On Better Red Teaming

This post was inspired by Florian Roth's / (cyb3rops)'s / (Neo23x0)'s post, "The Problems with Today's Red Teaming". I have put a lot of thought into those issues and want to offer methods for people to improve their red teaming. This type of adversarial testing has many names, but for the sake of this post and simplicity we are just going to sum it all up as "purple teaming". I've used these methods to both write new alerts and hone blue team skills; I do this regularly in my practice, and have seen these methods improve defenses time over time. I just put out a piece looking at doing indepth threat emulation, I put out a workshop on purple teaming this year, and I'm planning on an upcoming and cooperative, macOS purple teaming series. I really believe in these methods, in terms of honing a blue team's effectiveness, writing better alerts through greater attack understanding, and working together as one team, with one objective. Let's look at some of Florian's issues with purple teaming from his article. His major points are bulleted bellow, followed by some of my advice on each:

  • Single Point of Failure or a Singular Kill Chain
    • Aka too much depth and not enough breadth
I suggest using atomic testing to both lay out all of the techniques you are interested in and to break down each technique in its most simple way. This can be as simple as a spread sheet, wiki page, or knowledge base covering each technique, or as complex as an automated framework like VECTR. Once each of the techniques are broken down in a basic manner, I like to iterate on the procedures and generate many variations on the same technique. This is really useful for making sure you cover every technique in some way. Later when you go to build your kill chain/s, you can select from a variety of techniques and procedures at each stage in the chain. You can continue to build on this over time, testing response times or performing blind tests after you confirm you have telemetry and your team knows how to respond to these incidents in a controlled manner. You can take this even further by automating and randomizing the techniques or procedures used week over week. Proper threat modeling can help them pick the most likely techniques for your atomic research pool, more on this later.

  • Focus is on the Kill Chain
    • Aka not enough context in the execution
This is a fair argument in regards to a lot of the adversarial testing I've seen. When building the kill chains it's important to pick some techniques which will be detected and some which won't, with a focus on the alerts and techniques that you are trying to hone. This can include a lot of supplemental techniques, such as persisting or collecting data that many never be used. Often times you need context in regards to an alert, albeit other processes in a tree or other actions having executed in a short time period, which gives the end to end testing far different weight then all of the previous atomic testing. Don't be afraid to make mistakes in the kill chain execution or leave mistakes in your malware, even a mistaken attempt at a technique can provide insight. In that regard, I like to pack my kill chains with as much as possible, making them rich, contextual adventures to explore; personally I think this makes it more fun as an analyst. Again, the goal is not to disappear and leave the blue team guessing, but to highlight and call out the techniques they care about in a meaningful way. I also try to automate as much of this as possible, using tools like gscript where possible, so that people can do on-demand retesting with or without me operating.

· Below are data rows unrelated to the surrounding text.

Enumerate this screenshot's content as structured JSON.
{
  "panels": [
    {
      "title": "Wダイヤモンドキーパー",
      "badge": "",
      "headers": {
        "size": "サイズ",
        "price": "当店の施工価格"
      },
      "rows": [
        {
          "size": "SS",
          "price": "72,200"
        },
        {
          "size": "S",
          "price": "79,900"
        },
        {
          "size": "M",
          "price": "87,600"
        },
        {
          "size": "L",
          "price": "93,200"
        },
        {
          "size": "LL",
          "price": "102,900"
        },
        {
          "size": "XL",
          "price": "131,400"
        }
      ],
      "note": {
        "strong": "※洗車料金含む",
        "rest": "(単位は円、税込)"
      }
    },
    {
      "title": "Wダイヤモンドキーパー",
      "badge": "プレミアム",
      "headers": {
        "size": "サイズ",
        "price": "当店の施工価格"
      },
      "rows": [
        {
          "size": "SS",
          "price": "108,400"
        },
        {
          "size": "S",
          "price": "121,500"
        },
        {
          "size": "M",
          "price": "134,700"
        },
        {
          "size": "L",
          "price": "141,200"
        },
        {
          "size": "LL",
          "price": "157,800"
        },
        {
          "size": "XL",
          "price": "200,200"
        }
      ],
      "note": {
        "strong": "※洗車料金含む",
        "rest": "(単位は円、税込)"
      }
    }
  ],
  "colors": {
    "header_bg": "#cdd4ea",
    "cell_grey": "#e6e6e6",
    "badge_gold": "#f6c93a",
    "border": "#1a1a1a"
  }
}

  • Incomplete Simulations
    • Aka red teams don't actually emulate threat actors
Threat modeling your industry or other victims in your vertical can help you narrow down your specific threat actors. You can look at the reported techniques those threat actors employ to help get a better idea of the exact techniques you can emulate. I talk about this a lot in my recent post on threat emulation. Proper threat emulation often requires a lot of threat intelligence research and reverse engineering, to get a deeper understanding of the target's techniques and procedures. I've also been known to both neuter or re-purpose my target threat actor's malware and tools. While being one of my favorite ways to emulate an actor this can also have its own limitations in later stages of execution. Unfortunately this level of recreation is often a matter of red team talent and skill. If your red team isn't technically up to snuff they won't be able to emulate the same or more advanced capabilities. On the flip side, a great red team will be highlighting all of the strange things the target actor's malware does, things that stray from the normal like this can often be exploited for detection. Finally, it's important to not over-fit a single threat model. Being flexible, unless you know a specific threat is targeting you, will likely get you more longevity.

My biggest piece of advice is don't make this adversarial. Use the red team as a type of threat intelligence or technique research group, and get them to do the work you want in exploring specific techniques. Get them to help you write the rules and alerts you want. Refocus them on areas your interested in getting a better understanding in or want to hone your detections. That said, it's probably a good idea to listen to them if they keep bringing a specific threat or technique to your attention. By hindering the red team you are just hindering your own ability to train and go deeper on different techniques. Finally, as Daniel Miessler says, a purple team is often a solution to a communications breakdown. If a red team and a blue team are already working together well, there is almost no need to introduce a purple team.